I listen to you every night. I don't go to bed unless I hear you. I am 70 years old and I am retired. I don't do much these days except read, listen to the radio, and go to church.

I lost my wife eight years ago. My children are very close to me. I see them often, practically every day. They pay to get my clothes washed and ironed and also to keep the house clean.

I know I can talk to you, pastor, because you are a grown man. I find my thoughts straying sometimes. Some of the sisters at the church are widows. Some invite me out.

They drive their own cars. One of them has a big job. She told me that she likes me and I lied to her and told her that I didn't like her.

She told me that she would get me to like her. Sometimes her son picks her up and takes her to his place, and when she comes home, she calls me and tells me she brought supper for me from her son.

My children warn me about this woman. They called her a killer because she was married twice and both of her husbands died.

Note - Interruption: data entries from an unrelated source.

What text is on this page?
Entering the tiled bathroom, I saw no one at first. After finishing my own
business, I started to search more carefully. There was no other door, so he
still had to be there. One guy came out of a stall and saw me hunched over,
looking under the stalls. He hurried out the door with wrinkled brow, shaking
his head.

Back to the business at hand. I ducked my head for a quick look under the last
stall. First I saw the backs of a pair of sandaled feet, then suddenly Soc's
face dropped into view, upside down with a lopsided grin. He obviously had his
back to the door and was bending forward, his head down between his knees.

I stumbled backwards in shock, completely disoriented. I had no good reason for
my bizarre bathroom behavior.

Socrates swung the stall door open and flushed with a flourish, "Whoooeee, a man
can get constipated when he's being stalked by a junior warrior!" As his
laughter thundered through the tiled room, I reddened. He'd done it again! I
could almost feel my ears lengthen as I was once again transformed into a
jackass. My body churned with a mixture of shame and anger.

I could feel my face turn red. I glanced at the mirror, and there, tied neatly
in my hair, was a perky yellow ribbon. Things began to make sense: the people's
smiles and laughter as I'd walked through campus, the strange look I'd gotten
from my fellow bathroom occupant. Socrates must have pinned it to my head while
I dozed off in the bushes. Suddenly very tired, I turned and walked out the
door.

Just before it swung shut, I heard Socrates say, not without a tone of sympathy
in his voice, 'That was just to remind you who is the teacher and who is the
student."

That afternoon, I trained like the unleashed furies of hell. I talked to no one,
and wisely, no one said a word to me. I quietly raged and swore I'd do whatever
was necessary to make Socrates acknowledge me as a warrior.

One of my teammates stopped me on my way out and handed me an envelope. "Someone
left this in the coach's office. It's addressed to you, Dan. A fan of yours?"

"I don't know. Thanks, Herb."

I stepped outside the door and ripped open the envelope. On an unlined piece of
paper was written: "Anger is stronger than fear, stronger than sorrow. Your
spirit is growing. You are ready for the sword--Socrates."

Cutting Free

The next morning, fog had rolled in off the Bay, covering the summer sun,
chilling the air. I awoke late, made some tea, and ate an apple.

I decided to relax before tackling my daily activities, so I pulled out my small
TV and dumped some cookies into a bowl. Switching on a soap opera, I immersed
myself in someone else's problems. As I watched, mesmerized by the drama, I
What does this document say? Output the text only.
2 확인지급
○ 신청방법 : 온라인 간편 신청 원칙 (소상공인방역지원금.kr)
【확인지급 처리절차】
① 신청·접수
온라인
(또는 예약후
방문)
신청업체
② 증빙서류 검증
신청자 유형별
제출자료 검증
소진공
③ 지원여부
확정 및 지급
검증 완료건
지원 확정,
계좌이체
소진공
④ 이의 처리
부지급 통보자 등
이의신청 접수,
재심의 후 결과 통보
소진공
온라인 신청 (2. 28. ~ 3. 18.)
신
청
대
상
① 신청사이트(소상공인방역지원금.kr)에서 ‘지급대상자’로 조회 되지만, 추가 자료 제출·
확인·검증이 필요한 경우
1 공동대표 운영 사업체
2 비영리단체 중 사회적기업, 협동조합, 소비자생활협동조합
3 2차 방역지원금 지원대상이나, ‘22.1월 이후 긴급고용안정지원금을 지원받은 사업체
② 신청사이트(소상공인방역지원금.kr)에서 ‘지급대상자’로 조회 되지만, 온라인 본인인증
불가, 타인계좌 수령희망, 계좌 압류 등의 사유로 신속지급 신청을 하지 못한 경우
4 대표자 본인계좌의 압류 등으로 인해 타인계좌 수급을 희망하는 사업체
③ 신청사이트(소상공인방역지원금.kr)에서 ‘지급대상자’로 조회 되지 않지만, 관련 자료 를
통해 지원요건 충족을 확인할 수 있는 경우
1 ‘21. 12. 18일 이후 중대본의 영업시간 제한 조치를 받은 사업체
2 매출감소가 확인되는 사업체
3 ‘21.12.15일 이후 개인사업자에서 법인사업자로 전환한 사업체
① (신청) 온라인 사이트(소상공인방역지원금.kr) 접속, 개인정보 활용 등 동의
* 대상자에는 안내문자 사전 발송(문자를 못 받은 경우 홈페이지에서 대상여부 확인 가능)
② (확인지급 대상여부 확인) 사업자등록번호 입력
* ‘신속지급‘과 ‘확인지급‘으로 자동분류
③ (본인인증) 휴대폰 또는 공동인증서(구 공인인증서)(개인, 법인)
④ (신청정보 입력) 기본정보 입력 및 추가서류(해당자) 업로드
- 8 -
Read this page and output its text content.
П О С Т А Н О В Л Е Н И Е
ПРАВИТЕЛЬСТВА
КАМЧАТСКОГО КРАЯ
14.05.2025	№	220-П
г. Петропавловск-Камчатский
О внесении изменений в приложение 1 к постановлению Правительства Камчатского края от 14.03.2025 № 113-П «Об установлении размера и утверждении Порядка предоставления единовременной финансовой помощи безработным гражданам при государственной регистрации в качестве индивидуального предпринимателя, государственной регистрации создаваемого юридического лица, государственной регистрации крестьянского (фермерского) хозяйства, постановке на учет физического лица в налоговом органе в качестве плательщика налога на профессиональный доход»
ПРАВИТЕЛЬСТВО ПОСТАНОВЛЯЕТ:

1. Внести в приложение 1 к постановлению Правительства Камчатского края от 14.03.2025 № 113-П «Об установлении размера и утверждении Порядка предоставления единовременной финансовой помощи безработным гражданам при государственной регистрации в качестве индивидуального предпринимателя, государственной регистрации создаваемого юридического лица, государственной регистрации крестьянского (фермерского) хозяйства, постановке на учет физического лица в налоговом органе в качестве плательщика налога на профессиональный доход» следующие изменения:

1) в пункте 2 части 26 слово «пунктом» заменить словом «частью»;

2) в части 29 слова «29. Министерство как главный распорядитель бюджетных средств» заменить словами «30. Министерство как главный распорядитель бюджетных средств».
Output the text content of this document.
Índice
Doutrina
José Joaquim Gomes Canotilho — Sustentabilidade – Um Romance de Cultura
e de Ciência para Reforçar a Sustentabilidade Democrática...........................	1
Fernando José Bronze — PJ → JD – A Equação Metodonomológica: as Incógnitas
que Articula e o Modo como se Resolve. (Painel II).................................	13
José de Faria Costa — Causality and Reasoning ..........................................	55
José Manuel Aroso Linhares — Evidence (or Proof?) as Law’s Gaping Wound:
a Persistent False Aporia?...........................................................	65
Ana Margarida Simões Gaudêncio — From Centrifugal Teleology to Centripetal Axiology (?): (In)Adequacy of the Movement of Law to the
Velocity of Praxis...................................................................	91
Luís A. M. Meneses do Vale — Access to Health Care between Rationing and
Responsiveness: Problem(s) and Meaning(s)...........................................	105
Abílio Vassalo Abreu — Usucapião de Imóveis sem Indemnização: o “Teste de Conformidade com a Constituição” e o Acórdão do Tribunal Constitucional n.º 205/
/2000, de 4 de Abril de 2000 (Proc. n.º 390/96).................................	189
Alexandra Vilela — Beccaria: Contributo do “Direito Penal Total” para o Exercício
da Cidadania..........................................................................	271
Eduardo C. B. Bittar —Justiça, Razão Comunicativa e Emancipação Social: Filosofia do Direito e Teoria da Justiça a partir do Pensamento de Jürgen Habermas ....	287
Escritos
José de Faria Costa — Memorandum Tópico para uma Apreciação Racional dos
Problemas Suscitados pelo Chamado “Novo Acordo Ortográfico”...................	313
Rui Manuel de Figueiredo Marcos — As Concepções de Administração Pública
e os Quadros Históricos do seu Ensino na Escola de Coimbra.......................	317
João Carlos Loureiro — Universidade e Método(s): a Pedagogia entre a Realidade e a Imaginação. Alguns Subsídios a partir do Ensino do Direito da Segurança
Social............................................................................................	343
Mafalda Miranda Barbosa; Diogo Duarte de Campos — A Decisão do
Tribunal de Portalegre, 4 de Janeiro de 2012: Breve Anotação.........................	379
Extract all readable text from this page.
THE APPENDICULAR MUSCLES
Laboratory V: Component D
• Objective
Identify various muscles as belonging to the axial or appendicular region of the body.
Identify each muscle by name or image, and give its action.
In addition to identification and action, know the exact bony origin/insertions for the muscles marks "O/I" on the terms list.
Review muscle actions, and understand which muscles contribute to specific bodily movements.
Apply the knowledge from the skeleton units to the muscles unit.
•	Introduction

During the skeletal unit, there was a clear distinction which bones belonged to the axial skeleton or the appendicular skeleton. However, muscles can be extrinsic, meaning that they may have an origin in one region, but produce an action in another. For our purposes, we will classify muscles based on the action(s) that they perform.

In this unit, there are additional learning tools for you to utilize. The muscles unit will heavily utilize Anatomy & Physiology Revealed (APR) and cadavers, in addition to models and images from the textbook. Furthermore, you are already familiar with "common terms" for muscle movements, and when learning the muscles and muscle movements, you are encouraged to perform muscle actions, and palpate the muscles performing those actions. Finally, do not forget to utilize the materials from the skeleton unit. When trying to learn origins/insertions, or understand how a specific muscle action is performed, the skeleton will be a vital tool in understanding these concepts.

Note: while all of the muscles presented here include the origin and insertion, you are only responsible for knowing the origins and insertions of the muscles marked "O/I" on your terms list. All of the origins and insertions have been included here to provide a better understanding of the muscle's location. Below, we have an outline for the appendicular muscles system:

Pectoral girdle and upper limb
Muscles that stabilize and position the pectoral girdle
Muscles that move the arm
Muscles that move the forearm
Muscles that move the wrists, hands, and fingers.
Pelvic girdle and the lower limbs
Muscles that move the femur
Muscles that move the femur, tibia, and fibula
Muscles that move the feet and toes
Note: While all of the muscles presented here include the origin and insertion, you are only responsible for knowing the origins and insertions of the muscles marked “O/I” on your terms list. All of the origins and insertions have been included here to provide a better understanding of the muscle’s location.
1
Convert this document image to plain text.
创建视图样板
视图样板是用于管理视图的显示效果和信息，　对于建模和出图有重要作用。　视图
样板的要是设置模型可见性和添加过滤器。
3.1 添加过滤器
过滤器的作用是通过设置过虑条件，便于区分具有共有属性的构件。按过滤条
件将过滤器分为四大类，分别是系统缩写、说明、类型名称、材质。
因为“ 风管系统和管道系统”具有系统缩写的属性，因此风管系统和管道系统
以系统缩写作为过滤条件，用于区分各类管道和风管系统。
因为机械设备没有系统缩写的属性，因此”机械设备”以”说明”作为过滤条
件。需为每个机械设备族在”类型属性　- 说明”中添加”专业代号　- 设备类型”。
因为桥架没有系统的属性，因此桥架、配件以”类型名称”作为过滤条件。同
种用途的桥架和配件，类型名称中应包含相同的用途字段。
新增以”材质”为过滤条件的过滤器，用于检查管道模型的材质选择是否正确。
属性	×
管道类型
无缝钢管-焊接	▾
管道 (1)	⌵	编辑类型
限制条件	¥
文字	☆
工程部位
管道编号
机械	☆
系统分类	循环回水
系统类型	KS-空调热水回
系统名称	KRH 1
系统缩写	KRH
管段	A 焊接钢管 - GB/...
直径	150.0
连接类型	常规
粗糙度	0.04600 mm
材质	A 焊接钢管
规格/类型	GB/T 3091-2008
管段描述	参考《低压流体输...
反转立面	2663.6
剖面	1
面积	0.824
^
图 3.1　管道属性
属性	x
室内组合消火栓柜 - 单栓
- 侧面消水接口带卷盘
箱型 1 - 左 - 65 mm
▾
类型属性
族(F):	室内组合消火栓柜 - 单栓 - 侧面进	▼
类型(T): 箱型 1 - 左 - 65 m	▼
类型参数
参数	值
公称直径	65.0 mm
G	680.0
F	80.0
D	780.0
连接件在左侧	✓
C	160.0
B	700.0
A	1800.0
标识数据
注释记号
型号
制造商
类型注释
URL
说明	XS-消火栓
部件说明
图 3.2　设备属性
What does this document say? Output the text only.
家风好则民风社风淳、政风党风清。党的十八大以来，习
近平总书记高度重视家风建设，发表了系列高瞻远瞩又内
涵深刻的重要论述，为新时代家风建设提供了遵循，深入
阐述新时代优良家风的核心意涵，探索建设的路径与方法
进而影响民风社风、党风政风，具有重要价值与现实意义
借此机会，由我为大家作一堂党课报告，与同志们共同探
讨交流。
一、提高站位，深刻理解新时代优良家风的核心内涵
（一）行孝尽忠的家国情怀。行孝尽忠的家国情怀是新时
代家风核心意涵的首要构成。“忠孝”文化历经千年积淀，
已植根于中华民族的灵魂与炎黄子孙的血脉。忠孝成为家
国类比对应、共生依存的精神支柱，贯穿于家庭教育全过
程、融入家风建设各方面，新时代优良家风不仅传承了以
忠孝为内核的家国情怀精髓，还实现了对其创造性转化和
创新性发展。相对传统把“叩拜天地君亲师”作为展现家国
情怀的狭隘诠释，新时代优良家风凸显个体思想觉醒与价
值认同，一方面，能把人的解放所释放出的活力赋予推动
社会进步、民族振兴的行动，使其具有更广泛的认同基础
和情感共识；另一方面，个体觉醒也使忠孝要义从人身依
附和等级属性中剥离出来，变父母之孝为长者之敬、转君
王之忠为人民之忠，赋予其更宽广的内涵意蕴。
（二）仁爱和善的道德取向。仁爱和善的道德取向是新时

So they are saying if we were to get married, they would have to start making preparations for my funeral.

This woman is nice. I wasn't feeling so well one weekend, and after my son and his wife came and left, this woman told me she was coming over.

When she came, she sponged me down, rubbed me down because I was having a fever, and lay on the bed with me. I fell asleep.

I did not even know what time she left. All I knew is by morning, I was well again.

I told my children that I would love to marry this woman and they need not worry. I know they don't like it, but I need a woman in my life to take care of me. I want to hear how you feel about it. I would appreciate it.

G.S.

Dear G.S.,

If you feel that you are in love with this woman, follow your heart. This woman has had two different husbands and they have passed.

It is unfortunate that your children called her a killer, but that is what people generally say about women who were married more than once and their husbands have died.

It is really a joke, so you know you shouldn't take your children seriously. They are only joking with you.

I doubt that your children are objecting seriously over your desire to get married again. You are a grown man, so I repeat, follow your heart.

But before you do anything, discuss with your children and your lawyer about making a prenuptial agreement.